Юрка повернулся и, скрывая навернувшиеся слёзы, молча ушёл в свою комнату. Обида мучила его. Ему тоже хотелось покрасоваться на выпускном вечере в новом костюме. Но он прекрасно понимал, что сбыться его мечтам было не суждено. Юрка, не раздеваясь, лёг на кровать и неоднократно продумал, как же ему быть в сложившейся ситуации. С одной стороны, очень хотелось сходить на выпускной вечер, но, с другой стороны, не было никакого желания в очередной раз терпеть насмешливые косые взгляды в свою сторону. И Юрка принял соломоново решение: вообще не ходить на вечер. На душе сразу стало легче, и Юрка, взяв с комода свою любимую книгу про разведчиков, углубился в чтение.
Встревоженная тишиной, в Юркину комнату неслышно вошла мать. Она уже приготовилась утешать его, но, увидев, что сын, отвернувшись к окну, спокойно читает книгу, так же неслышно вышла. Юрка, конечно же, слышал её приход, но не показал вида.
«Ничего, перебьёмся, – подумал он, – от этого не умирают. Подумаешь – танцульки какие-то. И без них можно прожить.
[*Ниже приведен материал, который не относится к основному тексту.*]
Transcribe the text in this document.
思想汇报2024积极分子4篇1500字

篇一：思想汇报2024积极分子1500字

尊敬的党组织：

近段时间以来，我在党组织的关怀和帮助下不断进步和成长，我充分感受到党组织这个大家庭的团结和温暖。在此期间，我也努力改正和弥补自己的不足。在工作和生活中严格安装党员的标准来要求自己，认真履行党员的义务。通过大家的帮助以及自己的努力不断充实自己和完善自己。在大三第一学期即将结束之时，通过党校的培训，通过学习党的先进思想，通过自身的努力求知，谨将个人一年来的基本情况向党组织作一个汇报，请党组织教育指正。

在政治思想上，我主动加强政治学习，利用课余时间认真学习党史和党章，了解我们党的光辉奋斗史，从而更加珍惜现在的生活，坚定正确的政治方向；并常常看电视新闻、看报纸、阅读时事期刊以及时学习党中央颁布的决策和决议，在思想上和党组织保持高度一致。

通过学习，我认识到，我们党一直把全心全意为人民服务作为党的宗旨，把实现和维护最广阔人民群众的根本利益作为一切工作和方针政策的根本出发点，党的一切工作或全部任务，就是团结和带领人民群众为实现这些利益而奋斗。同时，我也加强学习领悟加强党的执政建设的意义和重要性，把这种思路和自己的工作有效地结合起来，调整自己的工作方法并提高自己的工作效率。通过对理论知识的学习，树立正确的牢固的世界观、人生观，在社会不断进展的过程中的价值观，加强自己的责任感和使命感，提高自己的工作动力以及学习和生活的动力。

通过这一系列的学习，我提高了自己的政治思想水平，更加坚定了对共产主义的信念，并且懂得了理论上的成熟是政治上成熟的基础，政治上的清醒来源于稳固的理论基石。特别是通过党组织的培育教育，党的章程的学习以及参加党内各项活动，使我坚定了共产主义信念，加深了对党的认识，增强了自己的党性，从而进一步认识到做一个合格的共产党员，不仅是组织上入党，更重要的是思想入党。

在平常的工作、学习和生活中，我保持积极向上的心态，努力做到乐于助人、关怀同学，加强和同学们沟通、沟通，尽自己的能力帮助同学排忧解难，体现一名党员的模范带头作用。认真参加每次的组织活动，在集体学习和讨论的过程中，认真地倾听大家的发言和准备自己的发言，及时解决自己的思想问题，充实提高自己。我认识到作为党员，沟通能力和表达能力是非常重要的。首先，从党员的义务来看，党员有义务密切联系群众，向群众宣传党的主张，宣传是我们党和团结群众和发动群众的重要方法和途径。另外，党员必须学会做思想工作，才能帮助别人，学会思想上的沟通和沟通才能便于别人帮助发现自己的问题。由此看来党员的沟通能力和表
А маме, действительно, и так тяжело без отца, что уж её донимать глупыми просьбами?». Незаметно за своими размышлениями Юрка уснул.
На следующий день на перемене Николай Александрович спросил старосту класса:
– Тоня, деньги на вечер все сдали?
– Да, только Юра не сдал.
– Почему?
– Сказал, что не хочет идти, что ему не нравятся увеселительные вечера.
– Что, прямо так и сказал? – переспросил учитель, тщетно пытаясь найти взглядом Юрку. Но того в классе не оказалось.
– Да, так и сказал.
– Странно…
Николай Александрович молча вышел из класса. В последнее время он и сам замечал какие-то странности в поведении Юрки. Но учился тот неплохо, дисциплину не нарушал. Только вёл себя он как-то замкнуто и по окончании уроков сразу убегал домой. Учитель знал, что у Юрки не стало отца, и что тому приходится заниматься и хозяйством, и младшим братом, пока его мать находится на работе. Конечно же, ему было тяжело. Тогда, тем более, такое торжество, как выпускной вечер, должно было внести в его жизнь какие-то положительные моменты. А он вдруг отказывается. Всё это учитель передумал, пока шёл от класса до учительской. Но ему в голову почему-то не пришло, что причины Юркиного отказа весьма банальны: отсутствие денег и Юркина стеснительность…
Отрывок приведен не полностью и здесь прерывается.